I also received Leo’s report around this time. Every 6 weeks I get an update on his progress in relation to the targets which have been set for him. It does not come from the pre-school, but from the Nursery Nurse who is part of the Early Years Team. It seems a very roundabout way of doing things, but that is often the way. It stated: Leo has become resistant to completing 1:1 activities at pre-school, with staff reporting that he is throwing objects and refusing to co-operate. At the time, this seemed like it might be part of his new pattern of behaviour, but I suspected there was an additional reason. The 1:1 ‘work time’ activities had not changed for some weeks. He had the same choices every single time and as I keep saying to the professionals although maybe not always that clearly: Leo likes a bit of change, he rejoices in new things, and develops aversions to things if they don’t change every now and then. That is not to say that he doesn’t like structure, but he doesn’t want to do things the same way each time. This does not fit with the view of autism that a lot of people have, including professionals. People with autism are different from each other in the same way that people without autism are. It can be easy to forget that.

I was very interested to read this in his home/school communication book at the start of term: Leo did not want to do work time today, but I said that we had new activities and he sat nicely. Leo completed 5 activities correctly and helped me put away the items when the session had finished. Told you so.

So: he was ill and he was bored. I think sometimes I get so caught up, I automatically look for answers in the context of autism, and sometimes they are much more mundane. A bored pre-schooler whose tummy was hurting. The only difference is that he can’t tell us that he is bored and that his tummy hurts. Communication is so much of an effort for him that even nodding his head is a big deal. He takes a deep breath and concentrates…then comes up with a little bow that he repeats a couple of times. When I first saw him nod I was ecstatic, but also realised how exhausting it is for him to communicate.

As a side note, I think this is what people mean when they tell me Leo is bright, as the Speech Therapist did yesterday. It is not that he is outstripping his peers with his shape identifying and colour matching skills, it is that he is woking incredibly hard and is often very creative in finding ways round the significant disadvantages he has been landed with. In time I hope he will also find more and more advantages to being autistic, but at the age of three they are largely hidden, apart from learning the alphabet and numbers at a stupidly early age. Still, his ability to get by and to negotiate everyday events is a significant acheivement.

The biggest lesson from this little episode was how quickly my energy and enthusiasm turned to panic.

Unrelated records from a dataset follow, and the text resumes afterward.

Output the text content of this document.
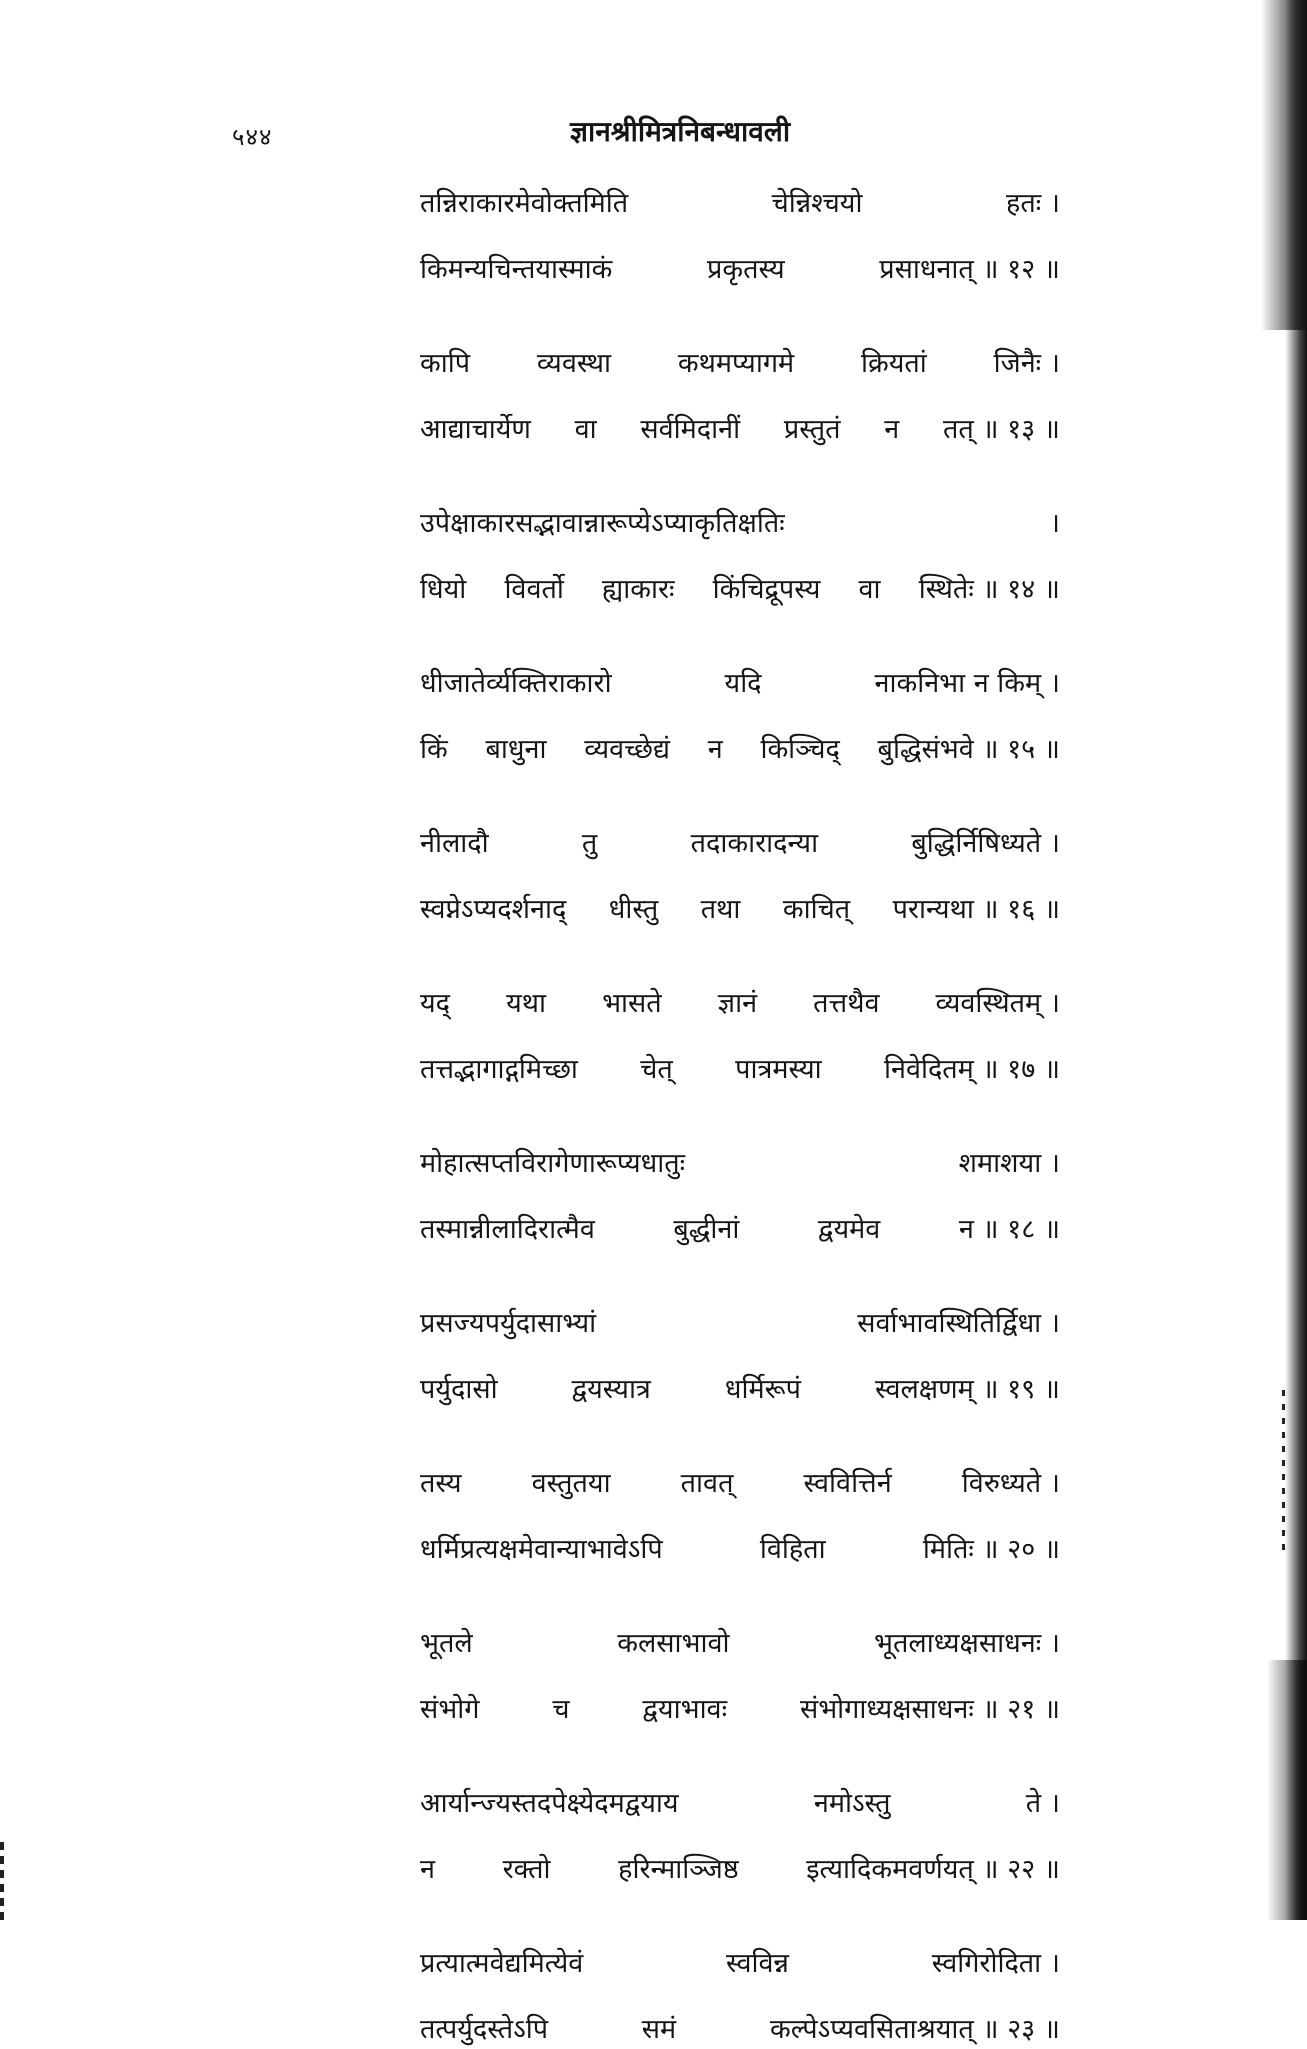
५४४	ज्ञानश्रीमित्रनिबन्धावली
तन्निराकारमेवोक्तमिति	चेन्निश्चयो	हतः ।
किमन्यचिन्तयास्माकं	प्रकृतस्य	प्रसाधनात् ॥ १२ ॥
कापि व्यवस्था कथमप्यागमे क्रियतां जिनैः ।
आद्याचार्येण वा सर्वमिदानीं प्रस्तुतं न तत् ॥ १३ ॥
उपेक्षाकारसद्भावान्नारूप्येऽप्याकृतिक्षतिः	।
धियो विवर्तो ह्याकारः किंचिद्रूपस्य वा स्थितेः ॥ १४ ॥
धीजातेर्व्यक्तिराकारो	यदि	नाकनिभा न किम् ।
किं बाधुना व्यवच्छेद्यं न किञ्चिद् बुद्धिसंभवे ॥ १५ ॥
नीलादौ	तु	तदाकारादन्या	बुद्धिर्निषिध्यते ।
स्वप्नेऽप्यदर्शनाद् धीस्तु तथा काचित् परान्यथा ॥ १६ ॥
यद् यथा भासते ज्ञानं तत्तथैव व्यवस्थितम् ।
तत्तद्भागाद्गमिच्छा चेत् पात्रमस्या निवेदितम् ॥ १७ ॥
मोहात्सप्तविरागेणारूप्यधातुः	शमाशया ।
तस्मान्नीलादिरात्मैव	बुद्धीनां	द्वयमेव	न ॥ १८ ॥
प्रसज्यपर्युदासाभ्यां	सर्वाभावस्थितिर्द्विधा ।
पर्युदासो	द्वयस्यात्र	धर्मिरूपं	स्वलक्षणम् ॥ १९ ॥
तस्य	वस्तुतया	तावत्	स्ववित्तिर्न	विरुध्यते ।
धर्मिप्रत्यक्षमेवान्याभावेऽपि	विहिता	मितिः ॥ २० ॥
भूतले	कलसाभावो	भूतलाध्यक्षसाधनः ।
संभोगे	च	द्वयाभावः	संभोगाध्यक्षसाधनः ॥ २१ ॥
आर्यान्ज्यस्तदपेक्ष्येदमद्वयाय	नमोऽस्तु	ते ।
न	रक्तो	हरिन्माञ्जिष्ठ	इत्यादिकमवर्णयत् ॥ २२ ॥
प्रत्यात्मवेद्यमित्येवं	स्वविन्न	स्वगिरोदिता ।
तत्पर्युदस्तेऽपि	समं	कल्पेऽप्यवसिताश्रयात् ॥ २३ ॥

And that could have been more devastating than any regression that Leo might have been going through. By enthusiam I do not mean the jumping up and down and cheering ‘good job’ type of enthusiasm. I mean that I am still interested enough in finding out more about him, about developing our relationship and helping him explore the world. It is what gives me ideas to engage with him, it is what keeps me genuine, and allows me to respond rather than react.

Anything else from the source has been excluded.